В залах, где, как уже было сказано, полно стеклянных экранов, ничего нельзя утаить, можно лишь заглушить звуки: таким образом, из зала с сухим паром, в котором свет сквозь витражи падает на серую изношенную дранку и лежащую в похожей на гамак изогнувшейся циновке жирную тушу, сквозь стекло можно различить склонившегося над стойкой возле убогого умывальника бармена, однако нельзя услышать, что говорит он о грубых арабских нравах, с другой же стороны, в полумраке зала для отдыха, можно увидеть белеющие силуэты спящих. Кажется, что положенные на дерево белые вещи сразу же сморщиваются от коробящего их едкого и солоноватого пара.
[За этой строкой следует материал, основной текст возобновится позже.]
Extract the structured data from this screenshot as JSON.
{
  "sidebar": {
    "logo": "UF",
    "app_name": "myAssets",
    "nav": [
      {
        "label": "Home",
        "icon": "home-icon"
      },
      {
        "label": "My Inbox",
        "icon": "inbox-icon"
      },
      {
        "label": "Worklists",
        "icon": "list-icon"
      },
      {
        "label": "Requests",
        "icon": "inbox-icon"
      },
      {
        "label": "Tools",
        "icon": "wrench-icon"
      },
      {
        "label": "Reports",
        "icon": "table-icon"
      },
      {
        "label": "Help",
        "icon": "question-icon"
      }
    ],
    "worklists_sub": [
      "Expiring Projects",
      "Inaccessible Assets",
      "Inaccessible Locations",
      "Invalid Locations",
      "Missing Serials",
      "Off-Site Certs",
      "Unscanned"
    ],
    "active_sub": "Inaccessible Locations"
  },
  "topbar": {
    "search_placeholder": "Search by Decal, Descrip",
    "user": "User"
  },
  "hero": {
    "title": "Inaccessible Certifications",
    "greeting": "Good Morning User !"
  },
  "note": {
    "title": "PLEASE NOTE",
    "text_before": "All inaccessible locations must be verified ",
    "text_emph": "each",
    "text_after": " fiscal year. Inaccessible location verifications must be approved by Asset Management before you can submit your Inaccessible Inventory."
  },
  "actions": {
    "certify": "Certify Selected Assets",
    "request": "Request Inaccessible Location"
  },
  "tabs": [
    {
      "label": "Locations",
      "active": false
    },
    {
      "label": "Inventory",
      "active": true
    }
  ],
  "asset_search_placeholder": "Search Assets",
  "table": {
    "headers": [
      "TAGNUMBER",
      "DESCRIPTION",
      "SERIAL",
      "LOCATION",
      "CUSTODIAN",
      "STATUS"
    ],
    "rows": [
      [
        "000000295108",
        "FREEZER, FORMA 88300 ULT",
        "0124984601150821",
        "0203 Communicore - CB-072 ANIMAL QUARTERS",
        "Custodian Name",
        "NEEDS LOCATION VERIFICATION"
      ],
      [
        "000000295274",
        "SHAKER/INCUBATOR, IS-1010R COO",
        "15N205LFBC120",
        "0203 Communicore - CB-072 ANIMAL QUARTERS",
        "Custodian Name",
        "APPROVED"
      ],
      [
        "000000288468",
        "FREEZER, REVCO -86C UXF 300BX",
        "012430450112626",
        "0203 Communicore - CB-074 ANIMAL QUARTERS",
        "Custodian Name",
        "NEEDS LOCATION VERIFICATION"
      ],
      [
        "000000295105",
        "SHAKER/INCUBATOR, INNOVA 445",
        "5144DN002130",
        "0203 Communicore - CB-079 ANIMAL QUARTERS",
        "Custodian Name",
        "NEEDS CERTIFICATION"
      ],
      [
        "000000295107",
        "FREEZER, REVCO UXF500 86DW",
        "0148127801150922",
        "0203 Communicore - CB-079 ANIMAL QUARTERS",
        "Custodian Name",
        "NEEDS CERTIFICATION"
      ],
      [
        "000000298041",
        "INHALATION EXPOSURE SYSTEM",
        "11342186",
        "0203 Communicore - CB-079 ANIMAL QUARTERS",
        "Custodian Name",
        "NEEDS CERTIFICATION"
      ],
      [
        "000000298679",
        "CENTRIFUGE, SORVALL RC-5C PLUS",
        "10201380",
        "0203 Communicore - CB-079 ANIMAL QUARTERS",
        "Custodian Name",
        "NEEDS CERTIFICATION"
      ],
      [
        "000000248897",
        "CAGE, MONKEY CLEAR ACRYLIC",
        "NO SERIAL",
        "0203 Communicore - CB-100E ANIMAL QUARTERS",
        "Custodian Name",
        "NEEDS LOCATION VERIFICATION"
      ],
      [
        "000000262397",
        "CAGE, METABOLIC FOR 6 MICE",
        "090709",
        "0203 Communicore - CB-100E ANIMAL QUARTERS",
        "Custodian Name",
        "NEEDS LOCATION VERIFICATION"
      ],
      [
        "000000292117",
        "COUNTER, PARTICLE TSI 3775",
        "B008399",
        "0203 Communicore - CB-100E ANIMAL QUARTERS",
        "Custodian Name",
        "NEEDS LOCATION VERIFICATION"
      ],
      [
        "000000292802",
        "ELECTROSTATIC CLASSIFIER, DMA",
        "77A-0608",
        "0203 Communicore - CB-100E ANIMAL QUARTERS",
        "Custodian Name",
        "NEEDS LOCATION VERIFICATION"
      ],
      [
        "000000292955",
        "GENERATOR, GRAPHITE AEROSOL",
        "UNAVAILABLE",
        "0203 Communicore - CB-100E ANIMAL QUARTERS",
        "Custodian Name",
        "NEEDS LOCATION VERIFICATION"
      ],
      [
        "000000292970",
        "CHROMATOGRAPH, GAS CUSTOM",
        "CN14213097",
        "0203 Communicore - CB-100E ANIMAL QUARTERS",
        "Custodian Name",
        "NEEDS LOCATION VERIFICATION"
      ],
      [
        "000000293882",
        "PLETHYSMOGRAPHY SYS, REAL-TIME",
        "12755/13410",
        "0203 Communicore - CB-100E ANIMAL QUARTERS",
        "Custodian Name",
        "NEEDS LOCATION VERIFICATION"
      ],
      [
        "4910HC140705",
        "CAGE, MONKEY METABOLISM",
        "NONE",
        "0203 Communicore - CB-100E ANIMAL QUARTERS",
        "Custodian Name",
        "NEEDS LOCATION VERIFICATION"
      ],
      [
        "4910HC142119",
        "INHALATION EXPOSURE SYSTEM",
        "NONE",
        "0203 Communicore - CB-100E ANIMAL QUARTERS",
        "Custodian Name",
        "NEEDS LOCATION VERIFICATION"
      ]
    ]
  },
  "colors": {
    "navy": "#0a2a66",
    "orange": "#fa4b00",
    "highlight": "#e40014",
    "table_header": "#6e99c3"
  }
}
Поднимающаяся над сине-зеленой водой бассейна металлическая лестница бесконечна, она переходит в длинный, тоже в красных и желтых оттенках коридор, освещенный дневным светом, по сторонам — полуоткрытые двери, за которыми — лежащие или сидящие в одиночестве мужчины, каждый в своей комнатке; завидев идущего посетителя, они подмигивают, неизменно склабятся, показывая золотые зубы, и потирают рукой член. Другие мужчины, оставшись в белых халатах, стоят, опираясь о стены, и бесконечно ждут в тишине. У некоторых полотенце, как шарф, висит на шее или же обернуто, как тюрбан, вокруг головы. Они не разговаривают. В каждой тесной клетушке есть деревянный настил с красным молескиновым матрасом и маленькая мраморная полка, на которой стоит пепельница. В каждой комнате есть матовое окно, которое невозможно открыть. В дверях мелькает то вытатуированный на плече орел, то золотой браслет на заплывшем запястье (золото постоянно вспыхивает и при улыбках, немых приглашениях). Некоторые двери закрыты. Одну из них растворяет белый тучный мужчина и, цепляясь за дверной косяк, медленно оседает, весь мокрый от пота, всклокоченный, держа перед собой халат, словно прикрывающая груди женщина, на руках убогие цветные браслеты. Плоть обрезанных членов у темнокожих мужчин часто покрыта бугорками светлее остальной кожи.
Посетитель возвращается в бар, чтобы оплатить счет и попросить бармена с вытекшим глазом отпереть дверцу шкафчика в раздевалке. Выходя, он изучает выставленные за стеклянной перегородкой кассы ряды флаконов с «Кельнской водой», «Шипром» и одеколоном «Помпеи», которые стоят всего четыре франка и, должно быть, плохого качества. Он решается купить один из флаконов, кассирша — сама скромность — протягивает ему одеколон «Помпеи» и, вернувшись домой и вскрывая маленький стальной чехол флакона, он, будто специально, сразу же ранит в нескольких местах руку; глубоко взрезав кожу, сталь входит под ноготь.
В магазине пряжи только что оформили зимнюю витрину, и как же приятно видеть за стеклом мотки и клубочки желтой и сиреневой ангоры, которые скоро превратятся в шарфы, перчатки, свитера, майки и кальсоны, вызывающие сладострастное наслаждение брючки.